The announcement, with a suggestion form, can be found here (thanks to L.), and reads:
We’re planning the 2011 edition of the AP Stylebook and we want to hear your suggestions. What entries would you like to see? What terms would you like defined? What questions would you like us to answer?
AP editors will consider all submissions when preparing the 2011 AP Stylebook, and some may be published.
The editors also will choose their favorite suggestions and reward the authors with either a free year’s subscription to AP Stylebook Online or a free download of the AP Stylebook mobile app for iPhone or iPod touch….
Well, with fabulous prizes to be won, where does one begin? Of course, we have commented for years on the linguistic gymnastics mainstream journalists undertake to write Islam out of acts of violence, coercion, and terrorism committed out of the jihadist imperative to impose Islamic law. The Associated Press has been as much a part of this social agenda in journalism as any, with fellow travelers in academia (for example, Michigan State), and the U.S. government under Bush as well as Obama, all of whom have made it a policy to avoid terms like “jihadist,” “Islamist,” and wherever possible, “Islam” or “Muslim.” The last two must be used in positive terms only, lest one find oneself accused of “incitement,” or of “radicalizing” the most easily insulted and provoked demographic on the planet.
However, the AP earned the dubious distinction of rocketing to the front of the pack this past summer with its Newspeak mini-manual on how its journalists were to discuss the Ground Zero mega-mosque, abandoning all pretense of impartiality and plainly establishing an openly pro-mosque agenda.

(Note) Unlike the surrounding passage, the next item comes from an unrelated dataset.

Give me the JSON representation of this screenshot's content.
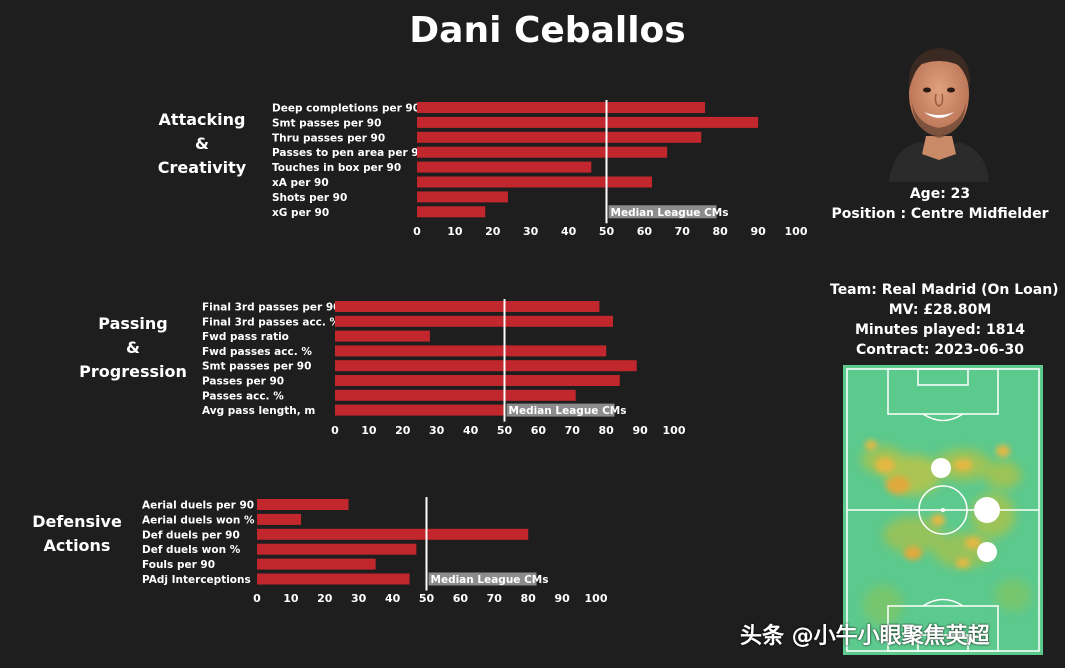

So, here are just a few modest proposals for the 2011 Stylebook, and there are countless more one might think of:
1. Authentic journalism should entail giving people a hearing in the way they describe themselves and not putting words in their mouths. Why the fear of reporting on jihadists in that way, with the texts and teachings they themselves quote as their motivation? Why the fear of the term “jihad” as Islamic holy war? Because it casts Islam in a negative light? It is not the role of journalism to protect Islam or anything else from negative feelings. But it shows the media has bought into the notion that all criticism of Islam is “incitement,” and will lead to paroxysms of hatred and “backlash,” the specter of which the mainstream media is ever eager to pursue as a red herring in the wake of jihadist crimes.
2. Pursuant to the previous item: No more patronizingly filtered, nanny-state journalism. The AP should be in the business of reporting news, not extruding the journalistic equivalent of baby food for a feeble-minded populace who can only handle so much.
3. No more bending over backwards to avoid the role of Islam in ongoing terrorism cases, or to avoid calling the perpetrators Muslims. We all know that if hypothetical perpetrators were preachers quoting the Book of Revelation, that would be in the headline and lead paragraph. They would not be “men,” or, for example, “Chicago men,” and so forth.
Stop the double standards. Stop the special treatment of Islam. Stop insulting readers’ intelligence.